Com’erano selezionati gli stilisti?  

Anche se c’era un regolamento, una procedura ben stabilita per fare la selezione, non fu mai messa in opera. Per quanto ne so, gli stilisti rimasero gli stessi per tutta la durata del comunismo. Lanciavano due collezioni l’anno, realizzate con tessuti prodotti esclusivamente da fornitori rumeni. Gli abiti non erano destinati al mercato; erano campioni realizzati per mostrare alle cooperative le tendenze dell’anno successivo, e le cooperative poi erano libere di selezionare quello che volevano produrre per il mercato di massa. Ed erano questi i capi che poi si trovavano da Romarta.


Ci sono mai stati dei capi “censurati”? 

Se censuravano qualcosa, lo facevano durante la fase del disegno. Se il disegno non piaceva, veniva modificato fino a soddisfare i censori. Però poche cose venivano censurate; potevamo portare top corti, minigonne a mezza coscia e vestiti aderenti come una seconda pelle. Non ci hanno mai proibito di indossare alcun particolare capo d’abbigliamento in passerella ma, dopo un po’, proibirono i gioielli per promuovere la semplicità. I prodotti destinati all’esportazione, invece, erano diversi. Quando andavamo alle presentazioni in Cecoslovacchia o in Unione Sovietica, portavamo sempre vestiti più austeri.   
   

C’era qualche fonte d’ispirazione? 

L’UCECOM aveva una biblioteca di ricerca, a cui arrivavano in abbonamento molte riviste di moda, di cui 50 provenienti da paesi non comunisti e 70 da stati comunisti. Così, nella biblioteca si trovavano un sacco di informazioni, impossibili da reperire altrove. Il programma settimanale prevedeva sia per gli stilisti che per le modelle un giorno dedicato alla ricerca bibliografica.


Oggi gli stilisti sono delle vere star. Qual era il loro status durante il comunismo?  

Nessuno riconosceva la mano del singolo stilista. Nelle cooperative c’erano team formati da più stilisti e la sfilata era a nome del sindacato, entro cui l’individualità dello stilista non aveva la benché minima importanza. Tutti avevano dei ruoli precisi: alcuni disegnavano gli abiti, altri la maglieria e altri si dedicavano alle scarpe.  
A parte il lavoro per il governo, avevano anche delle ordinazioni private, con cui arrotondavano. Eppure, la loro maggiore soddisfazione era il diritto di scegliere le proprie modelle, e quello che si distingueva per merito era il primo a scegliere.


Com’era essere una modella durante il comunismo?   

Visto che eravamo solo 25 in tutto, non esistevano scuole per modelle. Eravamo praticamente autodidatte.
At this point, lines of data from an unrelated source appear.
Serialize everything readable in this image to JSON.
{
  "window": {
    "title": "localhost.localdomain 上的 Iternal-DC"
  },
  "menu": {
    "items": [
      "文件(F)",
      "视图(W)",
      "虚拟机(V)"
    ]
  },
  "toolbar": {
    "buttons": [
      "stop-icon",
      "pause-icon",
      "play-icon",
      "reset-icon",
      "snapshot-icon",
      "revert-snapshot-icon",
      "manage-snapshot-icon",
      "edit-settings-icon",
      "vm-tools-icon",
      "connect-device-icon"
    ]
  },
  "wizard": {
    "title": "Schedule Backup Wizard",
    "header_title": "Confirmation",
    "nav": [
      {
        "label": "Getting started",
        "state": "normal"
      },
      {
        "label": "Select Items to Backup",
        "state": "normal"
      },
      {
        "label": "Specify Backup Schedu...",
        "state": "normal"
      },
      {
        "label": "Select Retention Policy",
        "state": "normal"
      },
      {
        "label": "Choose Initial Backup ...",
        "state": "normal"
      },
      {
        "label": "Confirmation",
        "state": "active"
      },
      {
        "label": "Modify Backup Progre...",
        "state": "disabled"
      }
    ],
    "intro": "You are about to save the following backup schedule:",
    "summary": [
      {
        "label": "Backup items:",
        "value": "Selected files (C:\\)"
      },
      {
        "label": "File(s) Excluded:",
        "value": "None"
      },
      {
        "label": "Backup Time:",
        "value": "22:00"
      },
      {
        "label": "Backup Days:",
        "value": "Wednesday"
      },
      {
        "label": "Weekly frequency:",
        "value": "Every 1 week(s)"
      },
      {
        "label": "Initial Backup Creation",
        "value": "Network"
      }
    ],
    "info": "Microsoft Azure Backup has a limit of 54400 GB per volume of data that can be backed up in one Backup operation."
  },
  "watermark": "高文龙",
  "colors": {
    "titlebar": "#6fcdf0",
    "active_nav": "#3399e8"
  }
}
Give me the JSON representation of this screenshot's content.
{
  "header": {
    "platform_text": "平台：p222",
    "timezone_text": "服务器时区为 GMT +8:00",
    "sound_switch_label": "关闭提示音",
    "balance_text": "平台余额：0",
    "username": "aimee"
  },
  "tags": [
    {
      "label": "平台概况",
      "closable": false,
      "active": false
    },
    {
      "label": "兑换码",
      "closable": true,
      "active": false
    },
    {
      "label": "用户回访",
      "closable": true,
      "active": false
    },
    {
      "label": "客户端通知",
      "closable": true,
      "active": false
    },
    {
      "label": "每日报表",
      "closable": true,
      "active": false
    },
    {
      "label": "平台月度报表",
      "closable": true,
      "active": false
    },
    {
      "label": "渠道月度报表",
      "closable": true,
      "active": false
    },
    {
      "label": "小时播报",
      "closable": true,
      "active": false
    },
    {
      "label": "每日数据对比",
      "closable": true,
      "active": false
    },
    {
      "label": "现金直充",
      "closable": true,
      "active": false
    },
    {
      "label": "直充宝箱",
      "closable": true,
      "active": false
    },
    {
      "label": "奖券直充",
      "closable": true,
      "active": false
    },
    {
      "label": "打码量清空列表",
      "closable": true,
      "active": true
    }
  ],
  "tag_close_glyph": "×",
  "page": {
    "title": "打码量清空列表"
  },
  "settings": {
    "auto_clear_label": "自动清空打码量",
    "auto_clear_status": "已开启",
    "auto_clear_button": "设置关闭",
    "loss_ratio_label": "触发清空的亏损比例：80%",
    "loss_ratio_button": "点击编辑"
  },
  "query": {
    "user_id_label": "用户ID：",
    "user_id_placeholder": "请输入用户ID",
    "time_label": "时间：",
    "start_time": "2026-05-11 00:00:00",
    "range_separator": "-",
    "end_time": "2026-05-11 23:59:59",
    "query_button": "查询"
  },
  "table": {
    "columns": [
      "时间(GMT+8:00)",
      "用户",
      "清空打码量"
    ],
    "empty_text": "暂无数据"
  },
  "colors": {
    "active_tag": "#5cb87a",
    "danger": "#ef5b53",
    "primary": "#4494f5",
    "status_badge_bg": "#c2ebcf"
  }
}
Ci esercitavamo nello sfilare, abbiamo imparato a farci i capelli da sole, a truccarci, e a importare prodotti di bellezza professionali, tramite uno che conosceva uno che aveva un parente che aveva agganci da qualche parte. Ma era una professione vera e propria; la mia tessera del sindacato diceva: “Modella - presentatrice di moda”.  
   

Come erano pagate le modelle?  

Il nostro turno durava sei ore, a differenza di tutti gli altri che dovevano lavorare otto ore. Il salario era lo stesso per stilisti e modelle, e avevamo contratti di collaborazione permanente con le cooperative, il che significava essere pagate ogni mese, anche quando non avevano bisogno di noi. C’erano anche dei vantaggi, per esempio potevamo avere tessere gratuite per curare la nostra bellezza.


Com'erano organizzate le sfilate? 

Duravano tre giorni, e si svolgevano nell’unico hotel di lusso di Bucarest, l’Intercontinental. Era l’unico albergo che ospitava turisti stranieri. C’erano sfiliate mattutine per gli esperti e poi quelle serali per gli ospiti d’eccezione. Le sfilate duravano per più di un’ora e cominciavano sempre con qualcosa d’ispirazione folkloristica. La musica straniera era vietata, per lo più mettevano le canzoni di Aura Urziceanu.  
   

Oggi, ripensando ai tuoi giorni di modella sotto un regime comunista, come ti senti?  

Sono stati i migliori anni della mia vita e quell'esperienza mi aiutò a scoprire il mio talento di stilista. Ma sono contenta che noi rumeni siamo stati in grado di aprirci al resto del vasto mondo.

Romanita indossa vestiti suoi per la campagna pubblicitaria per una compagnia aerea rumena.
Romanita (a sinistra) durante un servizio per Moda.